All is not well in Florence and Vincenzo Montella knows it. His return to the Viola in April, on paper, looks like a disaster so far and defeat to Empoli seemed like proof of that. The Coach said he had complete trust in the squad and that he had arrived at the club to plan for the future. This may be the case, but recent performances have shown no real sign of his once-entertaining brand of football. Is the man known as ‘L'Aeroplanino’ - or Little Aeroplane – already nosediving just after take-off?
Fiorentina sacked Montella back in June 2015 after they had accused him of lacking commitment. In fairness to the former Roma striker, he had managed to get the club to fourth spot in each of his three Serie A seasons but, unfortunately for him, that was in an era when only the top three reached the Champions League. He had them playing exciting football and was in high demand when he left. Now he has returned and his record of one draw and four defeats is already yielding more questions than answers.

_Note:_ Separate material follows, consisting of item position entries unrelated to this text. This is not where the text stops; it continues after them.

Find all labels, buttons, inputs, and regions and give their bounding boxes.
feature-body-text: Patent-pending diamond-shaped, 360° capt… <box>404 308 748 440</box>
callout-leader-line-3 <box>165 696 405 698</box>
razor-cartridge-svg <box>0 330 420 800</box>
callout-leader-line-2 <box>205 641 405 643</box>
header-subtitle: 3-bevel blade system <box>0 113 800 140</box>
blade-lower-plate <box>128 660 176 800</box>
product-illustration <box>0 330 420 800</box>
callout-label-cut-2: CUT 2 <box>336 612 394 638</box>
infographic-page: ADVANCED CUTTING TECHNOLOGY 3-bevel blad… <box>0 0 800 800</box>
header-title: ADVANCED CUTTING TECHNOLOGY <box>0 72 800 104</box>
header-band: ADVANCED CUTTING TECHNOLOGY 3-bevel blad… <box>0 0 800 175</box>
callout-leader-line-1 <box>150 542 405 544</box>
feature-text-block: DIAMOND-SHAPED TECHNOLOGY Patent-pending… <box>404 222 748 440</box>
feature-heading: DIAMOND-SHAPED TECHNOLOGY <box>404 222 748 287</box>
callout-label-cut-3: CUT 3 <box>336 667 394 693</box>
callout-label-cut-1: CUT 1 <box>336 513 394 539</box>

Montella certainly exhibited his own brand of football when he first came to Tuscany. He adopted a possession-based style, with a focus on the midfield, and the Viola were certainly easy on the eye. He regularly switched between 4-3-3 and 3-5-1-1 formations, setting up differently against teams he knew he could beat and teams who would pose more of a threat. His use of wingbacks in the latter formation was particularly effective. The short passing game, whereby Borja Valero and David Pizarro controlled the middle of the park saw his team win in style, as they were able to create space, playing in triangles and then suddenly releasing the wingbacks.
While the dismal start to his second spell does ask questions about whether he is still capable of getting this team back to winning ways, perhaps the question needs to be asked about whether he will get the resources. The Della Valle brothers, after all, have been heavily criticised for their lack of investment. During Montella’s first game back, the Curva Fiesole was empty in the first half as fans protested about their owners’ handling of club matters. Montella, as mentioned, has fallen out with brothers before, so it doesn’t look like a match made in heaven. Betting site reviews might already show odds on Montella's dismissal.
Nonetheless, Montella has hinted that things may be different this time around. He was extremely vocal about the Della Valle brothers visiting the training ground and talking to the team after the Empoli defeat, and he admitted he was already working towards next season. One would surmise that the conversations about investment (or lack of it) would have already taken place, and if the Coach is given the chance to add his own players to this young and talented bunch, perhaps the Viola could soon start exhibiting some of the traits that his Fiorentina side of old showed.
There is no need to panic in Florence, at least not yet. They may have fallen down the standings and still mathematically not be safe, but they can rely on Montella to offer some positive changes. He is certainly flexible with formations and will adapt to the players he has. This will lead to a more innovative approach and, as mentioned, a back three will be employed. He has even played with two ‘trequartisti’ at times. He will drill his players and, at the very least, they will play with organisation and possession.
Although it seems as though the Montella project has failed to take off, patience will be key. This season is a write-off and Milan next won’t help matters. Parma and Genoa may offer some respite, but it’s the summer that will be key. If he is happy with the investment he gets and is able to leave his mark on the playing squad, there may yet be reasons for Fiorentina supporters to be cheerful. Montella may not be able to compete with the likes of Juventus, Napoli and potentially one of both of the Milan clubs next season, but he could sculpt a very good group of young players into a very exciting team.